Dal momento in cui hanno sospeso le lezioni, alcuni di noi si sono fiondati in una gara di competenze tecnologiche digitali trascinando con sé gli alunni e le loro famiglie in un vortice infernale di link, password, piattaforme digitali ed allegati virtuali.

Altri, dall’oggi al domani, sono spariti, su quel treno che li ha riportati a casa, oppure si sono defilati con la scusa dei problemi di connessione, o, magari, si sono dimenticati di essere gli animatori digitali tanto invocati dalla scuola che si fingeva d’avanguardia…

Ma, c’è anche chi, come la sottoscritta, in coscienza, sa di non appartenere a nessuna delle due categorie precedenti. Non mi sento né protagonista, né parassita.

Non mi sento più niente. Questa scuola non mi appartiene.
Per me, la didattica a distanza è una fatica immane.
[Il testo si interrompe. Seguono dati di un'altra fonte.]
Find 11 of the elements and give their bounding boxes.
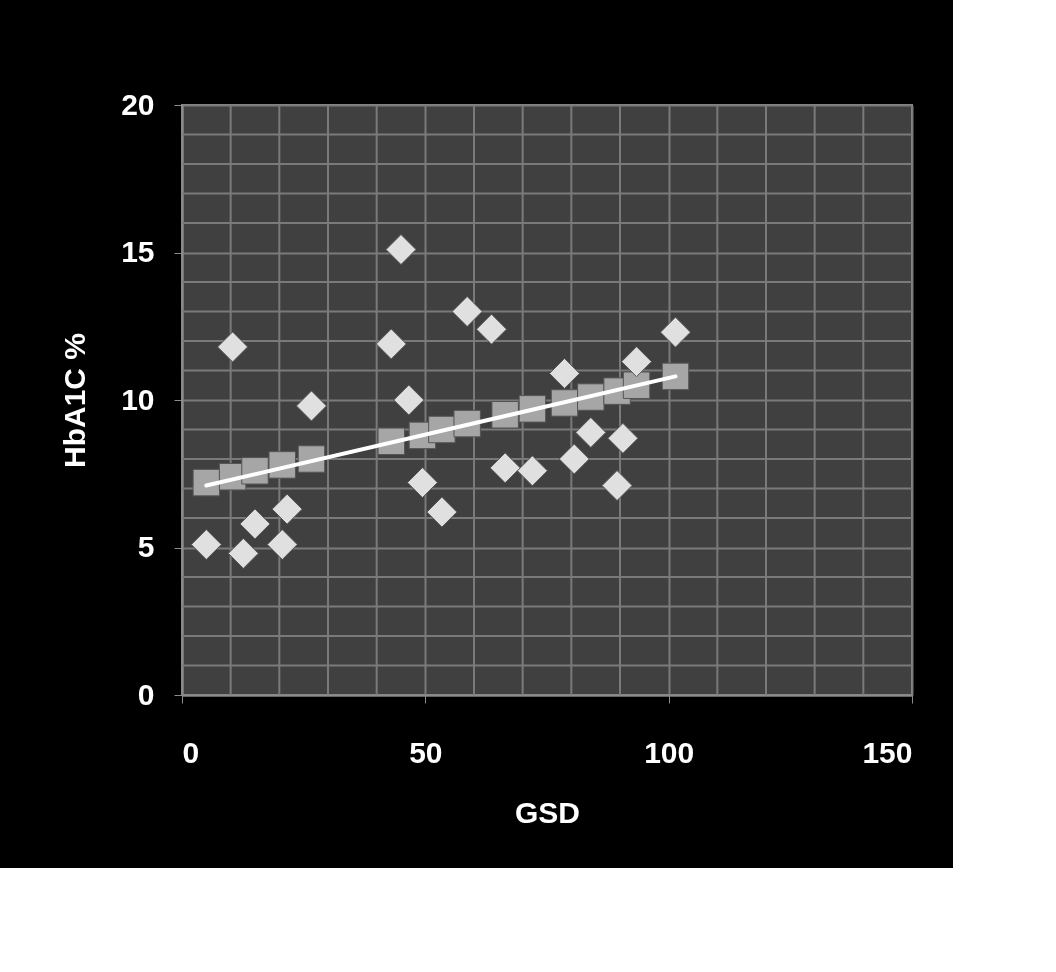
x-axis-title: GSD	[514, 795, 581, 829]
x-tick-label: 100	[644, 735, 695, 769]
x-tick-label: 50	[409, 735, 443, 769]
y-tick-label: 10	[121, 382, 155, 416]
x-tick-label: 150	[862, 735, 913, 769]
y-tick-label: 15	[121, 235, 155, 268]
y-tick-label: 0	[137, 677, 155, 711]
y-tick-label: 5	[137, 530, 155, 563]
y-tick-label: 20	[121, 87, 155, 121]
y-axis-title: HbA1C %	[58, 332, 92, 469]
x-tick-label: 0	[182, 735, 200, 769]
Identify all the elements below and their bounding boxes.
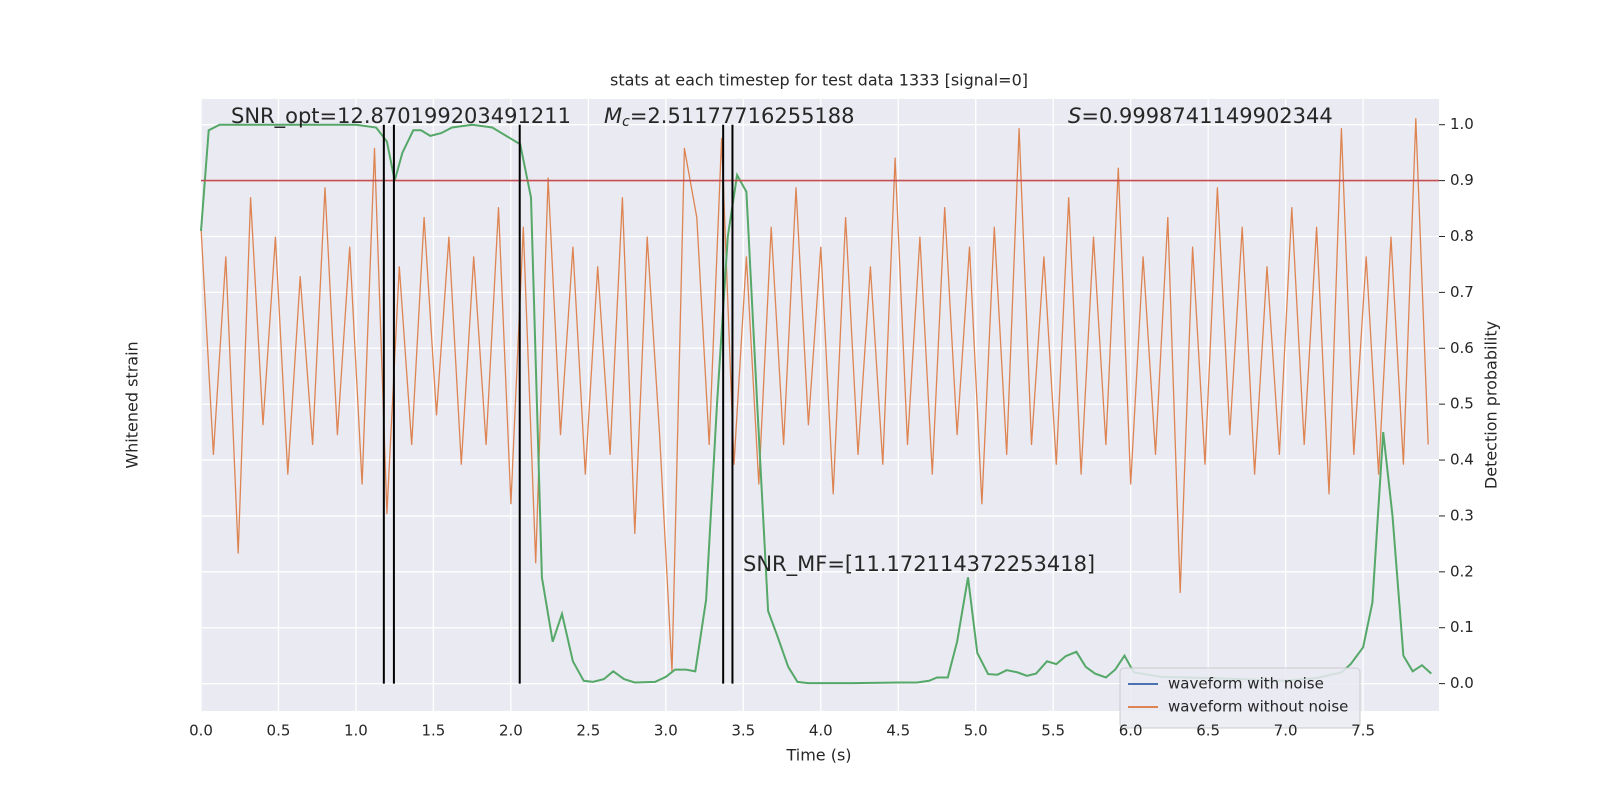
x-tick-label: 5.5 [1041,722,1065,740]
annotation-subscript: c [622,114,630,130]
x-tick-label: 2.0 [499,722,523,740]
x-tick-label: 3.5 [731,722,755,740]
y2-tick-label: 1.0 [1450,115,1474,133]
y2-tick-label: 0.5 [1450,395,1474,413]
x-tick-label: 4.0 [809,722,833,740]
x-axis-label: Time (s) [785,746,851,765]
x-tick-label: 3.0 [654,722,678,740]
legend-label: waveform without noise [1168,698,1348,716]
x-tick-label: 6.0 [1119,722,1143,740]
y2-tick-label: 0.0 [1450,674,1474,692]
y2-tick-label: 0.1 [1450,618,1474,636]
x-tick-label: 0.5 [267,722,291,740]
plot-background [201,99,1439,711]
x-tick-label: 7.5 [1351,722,1375,740]
annotation: SNR_opt=12.870199203491211 [231,104,571,129]
legend-label: waveform with noise [1168,675,1324,693]
x-tick-label: 6.5 [1196,722,1220,740]
y2-tick-label: 0.3 [1450,506,1474,524]
annotation: S=0.9998741149902344 [1068,104,1333,128]
y2-tick-label: 0.9 [1450,171,1474,189]
y2-tick-label: 0.4 [1450,451,1474,469]
x-tick-label: 4.5 [886,722,910,740]
annotation: SNR_MF=[11.172114372253418] [743,552,1095,577]
x-tick-label: 7.0 [1274,722,1298,740]
annotation-text: =2.51177716255188 [630,104,855,128]
y2-tick-label: 0.7 [1450,283,1474,301]
legend-box [1119,667,1361,729]
annotation-text: =0.9998741149902344 [1081,104,1332,128]
x-tick-label: 5.0 [964,722,988,740]
y2-axis-label: Detection probability [1482,321,1501,489]
waveform-line [200,118,1429,673]
x-tick-label: 0.0 [189,722,213,740]
annotation-symbol: M [604,104,622,128]
x-tick-label: 1.0 [344,722,368,740]
y2-tick-label: 0.8 [1450,227,1474,245]
y-axis-label: Whitened strain [123,341,142,468]
y2-tick-label: 0.6 [1450,339,1474,357]
x-tick-label: 2.5 [576,722,600,740]
annotation-symbol: S [1068,104,1081,128]
annotation: Mc=2.51177716255188 [604,104,855,130]
chart-title: stats at each timestep for test data 133… [610,71,1028,90]
y2-tick-label: 0.2 [1450,562,1474,580]
x-tick-label: 1.5 [421,722,445,740]
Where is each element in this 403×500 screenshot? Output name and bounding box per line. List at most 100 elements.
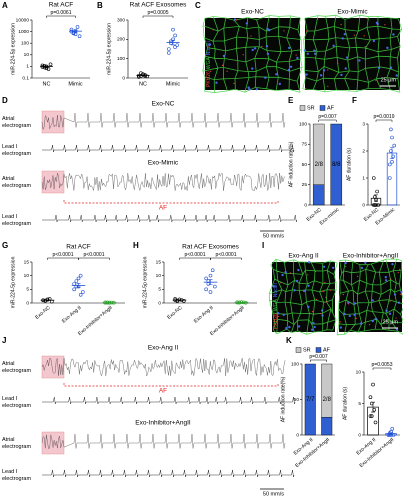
- y-axis-label: AF induction rate(%): [288, 141, 294, 187]
- error-bar: [73, 29, 78, 33]
- nucleus: [386, 46, 389, 50]
- nucleus: [313, 52, 317, 55]
- nucleus: [281, 273, 284, 277]
- error-bar: [76, 282, 81, 288]
- nucleus: [272, 284, 275, 288]
- exosome: [277, 315, 279, 318]
- nucleus: [344, 67, 347, 70]
- channel-label: electrogram: [2, 368, 31, 374]
- speed-label: 50 mm/s: [263, 233, 284, 239]
- panel-letter: B: [97, 1, 103, 10]
- significance-bracket: [210, 257, 242, 260]
- exosome: [368, 324, 371, 326]
- data-point: [369, 414, 374, 418]
- p-value: p<0.0001: [185, 252, 206, 258]
- bar-segment: [312, 184, 325, 206]
- y-tick-label: 0: [362, 202, 365, 208]
- y-tick-label: 0: [296, 432, 299, 438]
- channel-label: electrogram: [2, 151, 31, 157]
- micrograph: [339, 262, 402, 332]
- bar-label: 2/8: [315, 162, 324, 168]
- data-point: [169, 41, 173, 46]
- exosome: [321, 290, 323, 292]
- panel-letter: G: [2, 241, 8, 250]
- data-point: [373, 195, 377, 199]
- y-tick-label: 300: [117, 17, 125, 23]
- pacing-window: [41, 431, 65, 455]
- channel-label: Atrial: [2, 437, 15, 443]
- channel-label: Lead I: [2, 396, 18, 402]
- data-point: [390, 426, 395, 431]
- exosome: [353, 34, 355, 36]
- error-bar: [371, 401, 375, 413]
- exosome: [327, 69, 329, 71]
- nucleus: [305, 73, 308, 76]
- exosome: [366, 17, 368, 20]
- nucleus: [248, 88, 251, 91]
- nucleus: [340, 73, 343, 77]
- significance-bracket: [47, 257, 79, 260]
- p-value: p=0.0019: [374, 114, 395, 120]
- exosome: [242, 54, 244, 56]
- atrial-trace: [41, 172, 286, 192]
- panel-letter: H: [133, 241, 139, 250]
- exosome: [340, 23, 342, 26]
- data-point: [69, 29, 74, 34]
- y-tick-label: 5: [26, 287, 29, 293]
- p-value: p=0.007: [318, 114, 336, 120]
- channel-label: electrogram: [2, 403, 31, 409]
- trace-title: Exo-NC: [152, 101, 175, 108]
- image-title: Exo-Ang II: [288, 253, 319, 260]
- y-tick-label: 25: [302, 182, 308, 188]
- exosome: [323, 290, 325, 293]
- nucleus: [343, 32, 347, 36]
- significance-bracket: [310, 359, 327, 362]
- y-tick-label: 1000: [18, 29, 29, 35]
- y-tick-label: 200: [117, 37, 125, 43]
- nucleus: [312, 321, 315, 325]
- nucleus: [320, 309, 324, 312]
- bar-segment: [312, 123, 325, 185]
- channel-label: Atrial: [2, 176, 15, 182]
- error-bar: [390, 147, 394, 159]
- nucleus: [313, 325, 316, 329]
- panel-letter: C: [195, 1, 201, 10]
- exosome: [375, 79, 377, 82]
- exosome: [250, 35, 252, 37]
- data-point: [175, 43, 179, 47]
- nucleus: [287, 68, 291, 72]
- nucleus: [278, 82, 281, 86]
- exosome: [235, 19, 238, 21]
- nucleus: [233, 18, 237, 21]
- exosome: [289, 272, 291, 274]
- nucleus: [353, 302, 357, 305]
- exosome: [345, 265, 347, 268]
- y-tick-label: 5: [158, 287, 161, 293]
- data-point: [391, 154, 395, 159]
- cell-mesh: [268, 258, 338, 335]
- significance-bracket: [179, 257, 211, 260]
- data-point: [40, 65, 45, 69]
- x-tick-label: Mimic: [68, 81, 83, 87]
- nucleus: [288, 325, 291, 329]
- nucleus: [275, 73, 278, 76]
- nucleus: [389, 66, 393, 69]
- exosome: [355, 317, 357, 319]
- exosome: [342, 293, 344, 296]
- cell-mesh: [302, 14, 403, 93]
- data-point: [375, 189, 379, 194]
- bar-label: 7/7: [306, 397, 315, 403]
- lead-trace: [42, 469, 295, 478]
- exosome: [320, 312, 322, 315]
- nucleus: [385, 309, 388, 312]
- nucleus: [391, 262, 394, 266]
- x-tick-label: Exo-Inhibitor+AngII: [77, 305, 114, 337]
- y-tick-label: 0: [122, 75, 125, 81]
- chart-title: Rat ACF: [66, 244, 91, 251]
- panel-letter: I: [262, 241, 264, 250]
- significance-bracket: [78, 257, 110, 260]
- exosome: [329, 289, 331, 291]
- exosome: [317, 18, 319, 20]
- data-point: [78, 292, 83, 297]
- x-tick-label: Mimic: [166, 81, 181, 87]
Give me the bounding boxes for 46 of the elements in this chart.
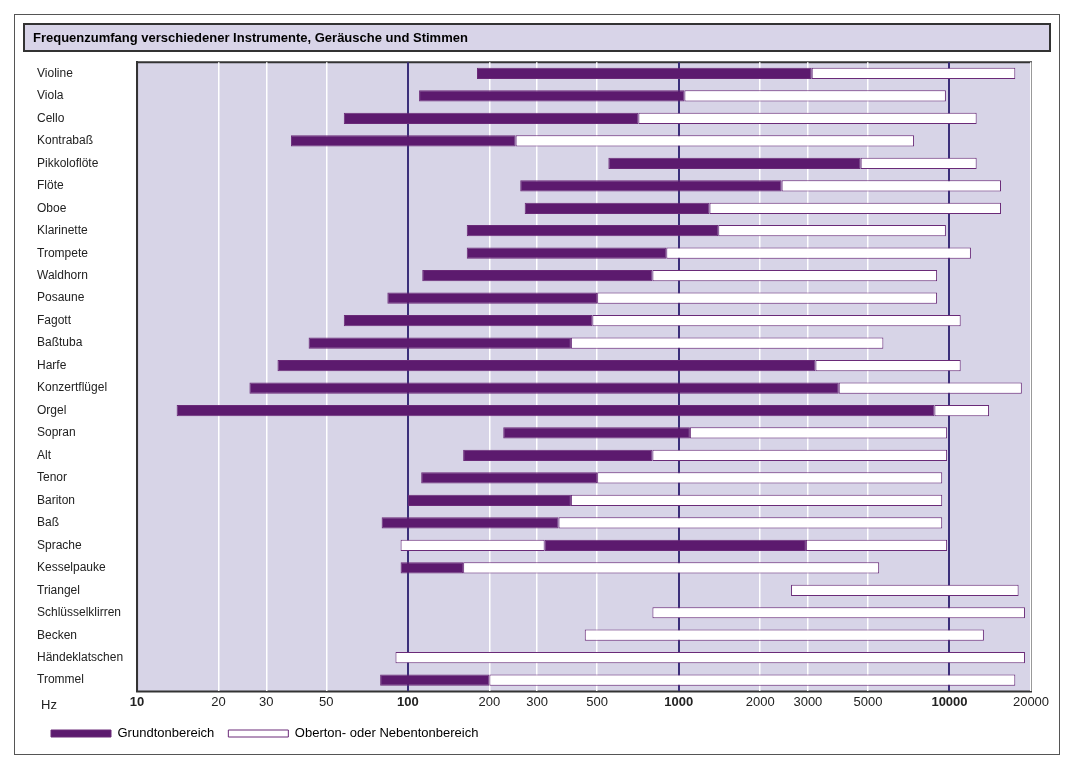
x-tick-label: 5000: [853, 693, 883, 709]
x-tick-label: 200: [478, 693, 501, 709]
y-tick-label: Konzertflügel: [37, 380, 108, 395]
y-tick-label: Schlüsselklirren: [37, 605, 122, 620]
y-tick-label: Baßtuba: [37, 335, 83, 350]
x-tick-label: 2000: [745, 693, 775, 709]
y-tick-label: Kontrabaß: [37, 133, 94, 148]
y-tick-label: Posaune: [37, 290, 85, 305]
y-tick-label: Becken: [37, 627, 78, 642]
x-tick-label: 10000: [931, 693, 968, 709]
x-tick-label: 50: [319, 693, 334, 709]
y-tick-label: Oboe: [37, 200, 67, 215]
y-tick-label: Bariton: [37, 492, 76, 507]
x-tick-label: 20: [211, 693, 226, 709]
y-tick-label: Fagott: [37, 312, 72, 327]
x-tick-label: 500: [586, 693, 608, 709]
x-tick-label: 30: [259, 693, 274, 709]
x-tick-label: 1000: [664, 693, 694, 709]
y-tick-label: Viola: [37, 88, 64, 103]
x-tick-label: 20000: [1012, 693, 1050, 709]
y-tick-label: Trompete: [37, 245, 89, 260]
x-tick-label: 3000: [793, 693, 823, 709]
x-tick-label: 10: [129, 693, 145, 709]
y-tick-label: Orgel: [37, 402, 67, 417]
y-tick-label: Violine: [37, 65, 74, 80]
legend-label: Oberton- oder Nebentonbereich: [294, 725, 479, 741]
y-tick-label: Triangel: [37, 582, 80, 597]
y-tick-label: Flöte: [37, 178, 64, 193]
y-tick-label: Kesselpauke: [37, 560, 107, 575]
y-tick-label: Baß: [37, 515, 60, 530]
y-tick-label: Pikkoloflöte: [37, 155, 99, 170]
x-tick-label: 300: [526, 693, 548, 709]
y-tick-label: Harfe: [37, 357, 67, 372]
y-tick-label: Sopran: [37, 425, 76, 440]
y-tick-label: Tenor: [37, 470, 68, 485]
legend-label: Grundtonbereich: [117, 725, 215, 741]
y-tick-label: Alt: [37, 447, 52, 462]
x-tick-label: 100: [397, 693, 419, 709]
y-tick-label: Klarinette: [37, 223, 89, 238]
y-tick-label: Trommel: [37, 672, 84, 687]
y-tick-label: Sprache: [37, 537, 83, 552]
chart-title: Frequenzumfang verschiedener Instrumente, Geräusche und Stimmen: [23, 23, 1051, 52]
y-tick-label: Händeklatschen: [37, 650, 124, 665]
x-axis-title: Hz: [41, 696, 57, 712]
y-tick-label: Cello: [37, 110, 65, 125]
y-tick-label: Waldhorn: [37, 267, 88, 282]
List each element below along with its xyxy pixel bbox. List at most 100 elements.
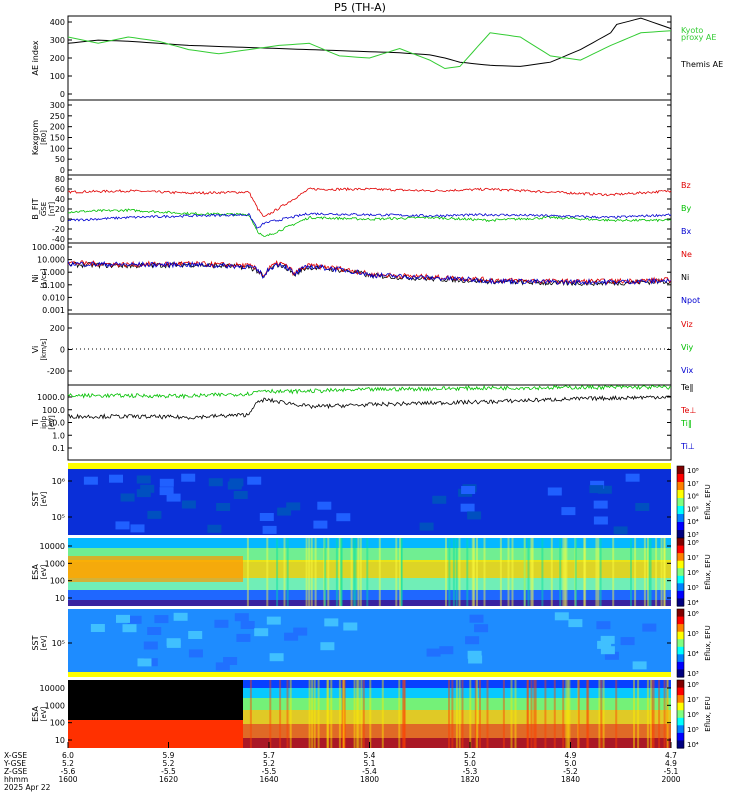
sst-cell: [642, 623, 657, 632]
y-tick-label: 10⁵: [52, 639, 65, 648]
y-tick-label: 0: [60, 215, 65, 224]
spectrogram-streak: [474, 680, 477, 748]
spectrogram-streak: [602, 680, 605, 748]
spectrogram-streak: [378, 538, 381, 606]
spectrogram-streak: [658, 680, 661, 748]
spectrogram-streak: [599, 538, 602, 606]
colorbar-segment: [677, 631, 684, 640]
spectrogram-streak: [289, 680, 292, 748]
colorbar-segment: [677, 568, 684, 577]
spectrogram-streak: [466, 538, 469, 606]
spectrogram-streak: [565, 680, 568, 748]
spectrogram-streak: [531, 538, 534, 606]
sst-cell: [474, 624, 489, 633]
spectrogram-streak: [350, 538, 353, 606]
legend-entry: Ne: [681, 250, 692, 259]
colorbar-tick-label: 10⁴: [687, 741, 699, 749]
y-tick-label: -200: [47, 367, 65, 376]
y-tick-label: 300: [50, 36, 65, 45]
time-tick-label: 1820: [460, 775, 479, 784]
y-tick-label: 100.000: [32, 243, 65, 252]
sst-cell: [120, 493, 135, 502]
y-tick-label: 250: [50, 112, 65, 121]
time-tick-label: 2000: [661, 775, 680, 784]
time-tick-label: -5.1: [664, 767, 679, 776]
spectrogram-streak: [339, 538, 342, 606]
y-axis-label: Kexgrom: [31, 120, 40, 155]
spectrogram-streak: [541, 538, 544, 606]
spectrogram-streak: [314, 538, 317, 606]
sst-cell: [147, 510, 162, 519]
sst-cell: [547, 487, 562, 496]
spectrogram-streak: [637, 680, 640, 748]
colorbar-segment: [677, 616, 684, 625]
spectrogram-streak: [279, 680, 282, 748]
y-axis-sublabel: GSE: [40, 202, 48, 216]
sst-cell: [207, 524, 222, 533]
spectrogram-empty-region: [68, 680, 243, 722]
spectrogram-streak: [400, 538, 403, 606]
sst-cell: [116, 614, 130, 623]
spectrogram-streak: [502, 680, 505, 748]
y-tick-label: 20: [55, 205, 65, 214]
sst-cell: [600, 635, 615, 644]
sst-cell: [254, 628, 269, 637]
y-axis-sublabel: [nT]: [48, 202, 56, 216]
sst-cell: [465, 636, 480, 645]
spectrogram-streak: [313, 680, 316, 748]
y-tick-label: 1.0: [52, 431, 65, 440]
spectrogram-streak: [646, 538, 649, 606]
sst-cell: [439, 646, 454, 655]
y-tick-label: 100.0: [42, 406, 65, 415]
y-axis-label: ESA: [31, 564, 40, 580]
spectrogram-streak: [526, 680, 529, 748]
spectrogram-streak: [403, 680, 406, 748]
spectrogram-streak: [327, 538, 330, 606]
spectrogram-streak: [476, 680, 479, 748]
y-tick-label: 80: [55, 175, 65, 184]
spectrogram-streak: [663, 680, 666, 748]
sst-cell: [262, 525, 277, 534]
sst-cell: [208, 478, 223, 487]
y-tick-label: 10⁵: [52, 513, 65, 522]
y-axis-label: AE index: [31, 40, 40, 75]
spectrogram-streak: [562, 538, 565, 606]
y-tick-label: 100: [50, 144, 65, 153]
time-tick-label: 4.9: [565, 751, 577, 760]
spectrogram-streak: [445, 538, 447, 606]
legend-entry: Viy: [681, 343, 694, 352]
colorbar-tick-label: 10⁸: [687, 539, 699, 547]
sst-cell: [593, 516, 608, 525]
time-tick-label: 5.1: [364, 759, 376, 768]
y-tick-label: 0: [60, 346, 65, 355]
spectrogram-streak: [330, 680, 333, 748]
time-tick-label: -5.4: [362, 767, 377, 776]
y-axis-label: Vi: [31, 346, 40, 354]
colorbar-segment: [677, 661, 684, 671]
colorbar-tick-label: 10⁷: [687, 480, 699, 488]
spectrogram-streak: [340, 538, 343, 606]
legend-entry: Themis AE: [680, 60, 723, 69]
legend-entry: Bx: [681, 227, 691, 236]
series-line: [67, 395, 672, 420]
sst-cell: [159, 478, 174, 487]
y-tick-label: 100: [50, 577, 65, 586]
spectrogram-streak: [649, 680, 652, 748]
y-tick-label: 1000: [45, 559, 65, 568]
spectrogram-streak: [583, 538, 586, 606]
spectrogram-streak: [523, 538, 526, 606]
spectrogram-streak: [633, 680, 635, 748]
n-panel-frame: [67, 242, 672, 315]
series-lines: [67, 17, 672, 420]
spectrogram-streak: [469, 680, 472, 748]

Io da sempre vivo (e non semplicemente faccio) una didattica in presenza, una didattica di relazione e non di prestazione.

Io non offro un prodotto, ma stimolo un processo.

Io, quando entro in classe, scendo in campo. E la lezione reale è un gioco di squadra, per tutti.

La didattica digitale non è così, è altamente esclusiva. Sia per i docenti che per i discenti.
Lo sperimento ogni giorno.

Più il tempo passa più ci stiamo perdendo, tra di noi, docenti, ma, soprattutto perdiamo i nostri studenti.

È una catastrofe.

Non parlo della mancata presa visione dei compiti da parte delle famiglie.

Non parlo delle difficoltà nell’invio degli elaborati agli insegnanti.

Ci può stare…
Parlo dell’assurda pretesa di valutare i risultati dei nostri alunni, perché, ditemi voi, che senso ha valutare dei compiti svolti a distanza, senza nessun controllo?!?

Che senso ha chiedere loro delle competenze strumentali da nativi digitali che primo non esistono, e qualora ci fossero, confermano la mancanza di giudizio critico, di capacità di riflessione, di formulazione di ipotesi?

(Manco sanno costruirti una mappa concettuale in presenza, figurati on line?!?)

Lasciamo stare poi, i programmi, o meglio la programmazione didattica, come dicono loro, quelli del Miur.

La programmazione didattica va rimodulata, ci suggeriscono…

Bene, la programmazione didattica è saltata in aria, vi dico io, come le nostre vite.

Se mai, per grazia di Dio, dovessimo ritornare a scuola, giusto in tempo per fare gli esami, non penso proprio che chiederò ai miei alunni di parlarmi di un argomento di civiltà…

Perché la scuola è altro.

È il luogo dello stare.

Dove devono stare i ragazzi per imparare.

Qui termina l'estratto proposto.